Elève des universités d' Oxford et de Jérusalem, lontemps collaborateur au Vatican du Cardinal Béa, puis de Jean XXIII ( 1958-1963 ), issu de l' Ordre des Jésuites, Malachi Martin dut s'exiler aux Etats-Unis où Jean-Paul II utilisa discrètement ses compétences. Qui mieux que lui pouvait révéler la façon, quasiment inconnue en France, dont une fraction de son Ordre installait elle-même la subversion dans l' Eglise ? Il fallait du courage pour le dire. Malachi Martin a vécu la déception de Jean XXIII qui s'aperçut trop tard de la façon dont certains utilisaient sa fameuse Encyclique Pacem in Terris , pour n'en extraire que ce qui semblait soutenir leurs efforts de "réconciliation" avec Moscou. Il a vécu ensuite les dérobades et les faiblesses de Paul VI ( 1963-1978 ) face à un Ordre des Jésuites qui, après plusieurs siècles d'obéissance, voulait échapper à l'autorité papale, sous prétexte que l' Eglise devait s'adapter au siècle. Pour éviter une crise, Paul VI exigea en 1978 du R.P Pedro Arrupe qu'il démissionnât de ses fonctions de Général de l'Ordre, afin de lui permettre de remanier son commandement, et de rendre l'Ordre à sa vocation. Pedro Arrupe refusa de se soumettre. Pour la première fois, depuis 1540, le Général des Jésuites se rebellait contre l'autorité papale.
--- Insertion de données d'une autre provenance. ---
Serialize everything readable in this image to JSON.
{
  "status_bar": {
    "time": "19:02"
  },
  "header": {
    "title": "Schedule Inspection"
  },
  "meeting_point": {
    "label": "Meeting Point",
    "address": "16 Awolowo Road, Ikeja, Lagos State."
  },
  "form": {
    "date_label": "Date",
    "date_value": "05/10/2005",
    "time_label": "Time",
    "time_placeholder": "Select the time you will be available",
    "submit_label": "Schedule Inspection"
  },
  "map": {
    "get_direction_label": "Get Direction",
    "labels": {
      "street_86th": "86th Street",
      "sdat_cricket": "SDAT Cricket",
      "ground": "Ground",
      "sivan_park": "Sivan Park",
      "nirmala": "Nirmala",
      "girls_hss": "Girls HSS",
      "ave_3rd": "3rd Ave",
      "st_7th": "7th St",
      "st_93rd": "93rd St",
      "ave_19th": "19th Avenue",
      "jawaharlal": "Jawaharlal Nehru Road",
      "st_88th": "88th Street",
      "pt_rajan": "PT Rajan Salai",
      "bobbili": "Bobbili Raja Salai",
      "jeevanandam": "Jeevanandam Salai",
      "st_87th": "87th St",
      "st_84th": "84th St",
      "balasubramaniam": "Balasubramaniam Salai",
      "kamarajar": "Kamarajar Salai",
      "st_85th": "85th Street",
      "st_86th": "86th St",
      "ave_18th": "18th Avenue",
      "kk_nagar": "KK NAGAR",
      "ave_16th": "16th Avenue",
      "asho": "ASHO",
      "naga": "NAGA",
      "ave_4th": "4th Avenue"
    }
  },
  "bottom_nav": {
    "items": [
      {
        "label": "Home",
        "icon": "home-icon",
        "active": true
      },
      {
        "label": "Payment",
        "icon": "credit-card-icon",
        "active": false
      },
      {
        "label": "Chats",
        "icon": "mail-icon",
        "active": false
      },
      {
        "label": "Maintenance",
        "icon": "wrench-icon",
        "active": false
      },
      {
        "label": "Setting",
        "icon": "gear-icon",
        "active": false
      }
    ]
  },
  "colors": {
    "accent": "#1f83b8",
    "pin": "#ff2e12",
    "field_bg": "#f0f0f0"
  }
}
Il fit seulement savoir à Paul VI, qu'il allait réunir au mois de septembre un conclave...et verrait alors les mesures qui seraient éventuellement à prendre. C'est à ce moment, en cette fin d'été 1978, que survint la mort de Paul VI, suivie de l'élection du Cardinal de Venise, Albino Luciani, qui prit le nom de Jean-Paul Ier.
A peine intronisé, Jean-Paul Ier découvrit à la fois le rapport secret qui avait saisi son prédécesseur des déviations de l'Ordre, sinon de tous ses membres ( environ 25000 ) dans le monde, du moins les plus élevés dans la hiérarchie. Jean-Paul Ier bondit d'indignation. Il fit savoir qu'il allait en priorité rédiger un texte qui mettrait fin aux déviations de l' ordre et à son refus d'obéir aux injonctions de Paul VI. Il devait se rendre le 30 septembre devant le conclace des Jésuites réuni à Rome, pour faire connaître ses décisions.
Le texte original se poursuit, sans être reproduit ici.